Easy "Chat Costs" Derrivation
How to squeeze an entire conversation’s price into one compact formula.
Step 1 – The billable tokens
Every time you talk to a large-language-model API you pay for two buckets:
- Input tokens – everything you send (system prompt + all history + your newest message).
- Output tokens – what the model sends back.
Input tokens themselves split into two flavours:
- Input-miss – tokens the provider has to process for the first time.
- Input-hit – tokens already cached from earlier turns, charged at a discount.
We will label their prices
\( p_{im} \) : price per input-miss token
\( p_{ih} \) : price per input-hit token
\( p_o \) : price per output token
Step 2 – One round in plain English
For a single round you add
- \( I \) new input tokens (your message)

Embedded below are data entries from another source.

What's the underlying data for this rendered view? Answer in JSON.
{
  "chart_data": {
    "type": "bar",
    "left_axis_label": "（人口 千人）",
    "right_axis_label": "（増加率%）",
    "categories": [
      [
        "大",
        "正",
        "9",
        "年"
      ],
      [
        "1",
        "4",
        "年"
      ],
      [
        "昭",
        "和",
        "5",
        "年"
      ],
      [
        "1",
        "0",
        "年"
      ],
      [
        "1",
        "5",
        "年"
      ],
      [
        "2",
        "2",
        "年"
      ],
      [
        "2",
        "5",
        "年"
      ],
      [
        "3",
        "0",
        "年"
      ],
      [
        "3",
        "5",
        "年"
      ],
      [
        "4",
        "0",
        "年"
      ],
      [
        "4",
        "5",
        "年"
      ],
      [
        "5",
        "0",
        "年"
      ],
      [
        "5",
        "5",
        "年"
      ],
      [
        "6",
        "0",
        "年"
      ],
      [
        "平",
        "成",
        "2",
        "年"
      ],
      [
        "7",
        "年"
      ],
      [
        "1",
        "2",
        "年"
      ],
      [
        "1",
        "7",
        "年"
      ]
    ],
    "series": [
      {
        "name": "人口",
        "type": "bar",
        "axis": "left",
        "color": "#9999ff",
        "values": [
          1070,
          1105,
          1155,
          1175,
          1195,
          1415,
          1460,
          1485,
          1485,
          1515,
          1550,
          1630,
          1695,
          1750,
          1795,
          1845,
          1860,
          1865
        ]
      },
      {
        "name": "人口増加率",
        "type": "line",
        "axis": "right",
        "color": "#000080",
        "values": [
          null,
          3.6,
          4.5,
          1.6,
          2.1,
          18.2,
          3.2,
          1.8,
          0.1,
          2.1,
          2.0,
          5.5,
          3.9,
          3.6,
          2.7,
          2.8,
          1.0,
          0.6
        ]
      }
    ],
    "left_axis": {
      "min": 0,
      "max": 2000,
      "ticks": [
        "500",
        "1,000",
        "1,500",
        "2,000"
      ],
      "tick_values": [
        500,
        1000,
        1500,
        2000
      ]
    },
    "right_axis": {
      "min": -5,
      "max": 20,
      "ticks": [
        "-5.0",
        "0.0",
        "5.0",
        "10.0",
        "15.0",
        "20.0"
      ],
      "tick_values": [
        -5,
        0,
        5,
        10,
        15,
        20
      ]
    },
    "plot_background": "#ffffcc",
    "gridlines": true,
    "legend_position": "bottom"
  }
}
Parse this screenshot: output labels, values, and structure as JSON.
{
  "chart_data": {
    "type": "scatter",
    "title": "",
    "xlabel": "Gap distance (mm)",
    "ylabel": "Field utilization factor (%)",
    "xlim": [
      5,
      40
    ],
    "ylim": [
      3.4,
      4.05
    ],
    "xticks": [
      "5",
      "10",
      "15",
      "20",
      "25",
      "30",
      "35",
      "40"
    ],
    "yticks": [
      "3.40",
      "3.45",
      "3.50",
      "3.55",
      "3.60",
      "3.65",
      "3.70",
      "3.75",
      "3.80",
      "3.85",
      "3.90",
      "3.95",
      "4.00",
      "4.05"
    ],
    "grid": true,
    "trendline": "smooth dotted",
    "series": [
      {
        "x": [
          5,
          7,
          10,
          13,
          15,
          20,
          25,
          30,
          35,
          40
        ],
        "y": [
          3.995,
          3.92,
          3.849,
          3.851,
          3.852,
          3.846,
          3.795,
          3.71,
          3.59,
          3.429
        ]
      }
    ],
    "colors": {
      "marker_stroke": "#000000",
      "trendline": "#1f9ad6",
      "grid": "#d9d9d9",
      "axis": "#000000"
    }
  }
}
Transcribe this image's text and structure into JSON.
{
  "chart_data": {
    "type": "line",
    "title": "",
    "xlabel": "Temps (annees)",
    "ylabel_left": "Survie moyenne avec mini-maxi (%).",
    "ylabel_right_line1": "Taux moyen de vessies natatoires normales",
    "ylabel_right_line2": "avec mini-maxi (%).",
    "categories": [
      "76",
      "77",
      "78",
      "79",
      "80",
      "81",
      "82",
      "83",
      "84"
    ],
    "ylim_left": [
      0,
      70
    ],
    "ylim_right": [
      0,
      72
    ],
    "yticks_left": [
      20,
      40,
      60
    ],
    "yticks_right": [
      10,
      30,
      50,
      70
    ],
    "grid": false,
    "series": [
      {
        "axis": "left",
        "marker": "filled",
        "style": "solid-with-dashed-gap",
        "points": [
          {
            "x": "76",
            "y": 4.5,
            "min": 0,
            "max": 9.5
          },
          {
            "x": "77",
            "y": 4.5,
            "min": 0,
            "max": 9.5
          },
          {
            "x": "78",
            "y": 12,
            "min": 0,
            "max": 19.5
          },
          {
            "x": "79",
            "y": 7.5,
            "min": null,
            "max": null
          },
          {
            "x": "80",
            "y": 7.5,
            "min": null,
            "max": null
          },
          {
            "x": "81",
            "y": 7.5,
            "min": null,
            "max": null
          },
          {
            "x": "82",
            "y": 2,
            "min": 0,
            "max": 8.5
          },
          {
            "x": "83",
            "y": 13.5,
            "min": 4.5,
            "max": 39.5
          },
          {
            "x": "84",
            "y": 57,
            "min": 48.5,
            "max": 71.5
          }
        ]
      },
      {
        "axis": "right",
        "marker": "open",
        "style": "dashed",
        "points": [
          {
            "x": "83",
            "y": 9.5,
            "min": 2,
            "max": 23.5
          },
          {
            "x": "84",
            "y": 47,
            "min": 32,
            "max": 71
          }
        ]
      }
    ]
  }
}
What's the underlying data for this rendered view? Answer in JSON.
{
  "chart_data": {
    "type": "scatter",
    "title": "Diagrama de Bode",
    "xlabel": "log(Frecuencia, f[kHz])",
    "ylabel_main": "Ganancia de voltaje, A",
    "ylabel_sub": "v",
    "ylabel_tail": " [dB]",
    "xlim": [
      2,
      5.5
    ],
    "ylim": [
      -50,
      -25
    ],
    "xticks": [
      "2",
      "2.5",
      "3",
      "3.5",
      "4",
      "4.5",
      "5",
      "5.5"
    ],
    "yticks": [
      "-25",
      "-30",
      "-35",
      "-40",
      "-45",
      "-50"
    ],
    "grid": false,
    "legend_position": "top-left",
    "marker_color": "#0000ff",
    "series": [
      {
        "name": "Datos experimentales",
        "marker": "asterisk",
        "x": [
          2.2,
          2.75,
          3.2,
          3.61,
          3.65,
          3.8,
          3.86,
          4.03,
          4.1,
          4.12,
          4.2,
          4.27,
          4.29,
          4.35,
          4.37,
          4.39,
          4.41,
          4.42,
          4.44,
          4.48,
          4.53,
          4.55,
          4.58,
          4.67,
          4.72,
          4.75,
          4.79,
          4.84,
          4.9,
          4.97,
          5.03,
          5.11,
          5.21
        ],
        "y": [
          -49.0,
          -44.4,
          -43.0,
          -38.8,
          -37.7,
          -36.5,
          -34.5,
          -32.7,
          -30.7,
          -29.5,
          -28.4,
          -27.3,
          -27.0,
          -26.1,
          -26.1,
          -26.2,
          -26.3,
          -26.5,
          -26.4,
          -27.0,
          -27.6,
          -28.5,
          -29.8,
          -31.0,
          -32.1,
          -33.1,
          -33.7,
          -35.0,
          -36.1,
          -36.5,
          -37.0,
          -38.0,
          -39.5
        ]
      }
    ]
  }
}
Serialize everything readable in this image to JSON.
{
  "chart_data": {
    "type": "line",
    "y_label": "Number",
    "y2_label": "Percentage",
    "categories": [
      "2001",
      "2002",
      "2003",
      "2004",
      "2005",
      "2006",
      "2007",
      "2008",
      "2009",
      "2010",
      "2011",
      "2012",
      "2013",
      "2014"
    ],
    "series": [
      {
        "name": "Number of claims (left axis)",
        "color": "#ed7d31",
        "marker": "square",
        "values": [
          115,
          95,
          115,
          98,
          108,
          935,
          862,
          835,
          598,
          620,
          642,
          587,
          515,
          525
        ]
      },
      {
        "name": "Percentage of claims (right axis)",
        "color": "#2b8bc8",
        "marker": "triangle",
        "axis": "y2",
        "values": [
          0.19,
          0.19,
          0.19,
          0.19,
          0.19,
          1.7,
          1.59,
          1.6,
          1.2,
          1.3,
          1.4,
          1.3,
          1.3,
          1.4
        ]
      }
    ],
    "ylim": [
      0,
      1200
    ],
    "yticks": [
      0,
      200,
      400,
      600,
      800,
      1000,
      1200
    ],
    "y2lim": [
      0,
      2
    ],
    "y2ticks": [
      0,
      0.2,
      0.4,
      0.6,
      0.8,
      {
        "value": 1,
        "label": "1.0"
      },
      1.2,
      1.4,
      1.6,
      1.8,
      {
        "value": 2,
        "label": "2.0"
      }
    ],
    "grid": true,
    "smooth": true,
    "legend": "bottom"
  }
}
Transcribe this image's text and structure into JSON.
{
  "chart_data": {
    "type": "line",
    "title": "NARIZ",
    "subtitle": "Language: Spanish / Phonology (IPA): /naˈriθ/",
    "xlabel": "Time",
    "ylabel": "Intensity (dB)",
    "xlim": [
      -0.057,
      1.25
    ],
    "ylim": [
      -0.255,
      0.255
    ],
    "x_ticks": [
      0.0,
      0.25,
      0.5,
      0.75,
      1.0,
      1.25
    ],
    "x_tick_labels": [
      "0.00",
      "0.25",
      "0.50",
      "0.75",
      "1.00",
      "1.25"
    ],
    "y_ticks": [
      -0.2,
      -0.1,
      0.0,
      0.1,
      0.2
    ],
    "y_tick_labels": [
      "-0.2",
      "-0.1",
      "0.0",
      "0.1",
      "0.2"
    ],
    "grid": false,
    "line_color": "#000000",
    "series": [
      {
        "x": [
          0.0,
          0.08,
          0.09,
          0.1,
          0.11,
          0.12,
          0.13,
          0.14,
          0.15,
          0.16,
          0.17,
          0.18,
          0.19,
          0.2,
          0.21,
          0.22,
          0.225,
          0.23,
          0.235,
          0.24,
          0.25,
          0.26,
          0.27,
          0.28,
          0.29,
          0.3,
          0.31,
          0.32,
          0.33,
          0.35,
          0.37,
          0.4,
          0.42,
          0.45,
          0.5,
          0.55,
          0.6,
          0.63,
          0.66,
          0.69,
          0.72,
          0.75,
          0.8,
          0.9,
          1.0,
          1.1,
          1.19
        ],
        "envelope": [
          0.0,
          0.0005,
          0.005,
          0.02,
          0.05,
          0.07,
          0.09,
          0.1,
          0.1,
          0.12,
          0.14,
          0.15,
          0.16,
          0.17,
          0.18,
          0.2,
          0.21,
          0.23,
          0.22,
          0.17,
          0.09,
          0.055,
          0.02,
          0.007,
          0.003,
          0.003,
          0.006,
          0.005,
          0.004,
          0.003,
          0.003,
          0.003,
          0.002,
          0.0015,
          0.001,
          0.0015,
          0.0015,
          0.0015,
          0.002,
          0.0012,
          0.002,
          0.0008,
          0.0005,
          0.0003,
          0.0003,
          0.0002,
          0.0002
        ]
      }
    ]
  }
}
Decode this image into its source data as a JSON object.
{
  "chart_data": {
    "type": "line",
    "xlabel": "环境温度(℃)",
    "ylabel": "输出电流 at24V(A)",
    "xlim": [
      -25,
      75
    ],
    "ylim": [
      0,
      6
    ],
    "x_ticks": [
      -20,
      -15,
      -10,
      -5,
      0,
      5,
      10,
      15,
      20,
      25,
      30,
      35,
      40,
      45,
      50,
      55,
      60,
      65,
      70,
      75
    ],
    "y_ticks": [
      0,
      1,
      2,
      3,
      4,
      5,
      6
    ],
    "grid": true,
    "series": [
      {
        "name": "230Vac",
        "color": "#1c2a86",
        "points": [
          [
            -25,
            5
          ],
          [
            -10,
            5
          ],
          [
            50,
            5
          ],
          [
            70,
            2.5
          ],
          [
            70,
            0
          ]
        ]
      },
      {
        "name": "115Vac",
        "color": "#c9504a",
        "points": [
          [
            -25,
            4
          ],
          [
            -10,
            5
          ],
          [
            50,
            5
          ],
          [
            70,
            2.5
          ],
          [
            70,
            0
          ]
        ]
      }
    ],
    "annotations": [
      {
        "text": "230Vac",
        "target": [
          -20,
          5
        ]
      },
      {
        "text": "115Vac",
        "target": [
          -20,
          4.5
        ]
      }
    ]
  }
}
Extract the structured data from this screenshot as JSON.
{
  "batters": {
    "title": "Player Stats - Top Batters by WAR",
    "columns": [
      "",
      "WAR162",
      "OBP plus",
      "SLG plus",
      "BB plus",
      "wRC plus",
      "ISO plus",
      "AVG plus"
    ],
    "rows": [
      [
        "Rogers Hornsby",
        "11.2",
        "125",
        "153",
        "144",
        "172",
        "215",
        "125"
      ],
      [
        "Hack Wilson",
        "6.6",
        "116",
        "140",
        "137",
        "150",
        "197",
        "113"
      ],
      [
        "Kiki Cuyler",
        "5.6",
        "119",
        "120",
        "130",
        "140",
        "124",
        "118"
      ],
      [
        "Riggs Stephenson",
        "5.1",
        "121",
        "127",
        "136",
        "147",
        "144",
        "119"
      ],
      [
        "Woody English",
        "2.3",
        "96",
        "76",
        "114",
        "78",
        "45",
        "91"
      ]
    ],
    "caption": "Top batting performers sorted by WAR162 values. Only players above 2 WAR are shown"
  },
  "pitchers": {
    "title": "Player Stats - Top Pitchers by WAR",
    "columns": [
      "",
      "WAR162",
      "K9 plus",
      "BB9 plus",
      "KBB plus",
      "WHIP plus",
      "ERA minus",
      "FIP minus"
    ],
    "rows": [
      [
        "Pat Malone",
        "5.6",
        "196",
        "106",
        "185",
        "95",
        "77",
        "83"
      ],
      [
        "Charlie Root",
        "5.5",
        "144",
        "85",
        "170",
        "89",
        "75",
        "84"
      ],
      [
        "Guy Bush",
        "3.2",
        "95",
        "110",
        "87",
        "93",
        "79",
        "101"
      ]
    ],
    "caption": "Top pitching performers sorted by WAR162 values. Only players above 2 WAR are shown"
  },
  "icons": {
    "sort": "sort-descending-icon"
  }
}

- \( O \) new output tokens (the reply)
So one round costs
\[ I \cdot p_{im} + O \cdot p_o \]
…provided nothing is cached yet.
Step 3 – Ten rounds? One hundred?
History grows. Each new user message is appended to all previous turns.
Let \( r \) be the number of user turns.
After \( r \) turns the model has seen
- Input-miss tokens: \( r \cdot I \) (only the fresh part of each prompt)
- Input-hit tokens: the ever-growing prefix.
That prefix is 0 tokens in round 1, \( (I+O) \) in round 2, \( 2(I+O) \) in round 3, …
Total hit tokens therefore form the triangular sum
\[ (I+O) \cdot [0 + 1 + 2 + \ldots + (r-1)] = (I+O) \cdot \frac{r(r-1)}{2} \]
- Output tokens: \( r \cdot O \) (one reply per turn)
Step 4 – The grand total
Add the three buckets:
\[
\begin{align}
TC &= r \cdot I \cdot p_{im} \\
&\quad + r \cdot O \cdot p_o \\
&\quad + (I+O) \cdot \frac{r(r-1)}{2} \cdot p_{ih}
\end{align}
\]
Factor out \( r \):
\[
TC = r \cdot \left[ I \cdot p_{im} + O \cdot p_o + \frac{r-1}{2} \cdot (I+O) \cdot p_{ih} \right]
\tag{1}
\]
That’s it: one line, three prices, two token counts.
Step 5 – A change of variables for extra insight
Define
\( M = I + O \) (tokens exchanged in one “turn”)
\( v = \frac{I}{M} \) (fraction of \( M \) that is user input)
Insert these into (1):
\[
TC = M \cdot r \cdot \left[ v \cdot p_{im} + (1-v) \cdot p_o + \frac{r-1}{2} \cdot p_{ih} \right]
\tag{2}
\]
Equation (2) cleanly separates
- the scale of the conversation (\( M \cdot r \) tokens)
- the shape of the conversation (\( v \) and \( r \))
- the prices (\( p_{im}, p_{ih}, p_o \))
Take-away
The key takeaway: input-hit costs scale with r2 (quadratic in the number of turns). If your
provider does not offer a good price for cached tokens, your total cost can explode as conversations get
longer. Always check the cache pricing—without a discount, prompt reuse quickly becomes expensive.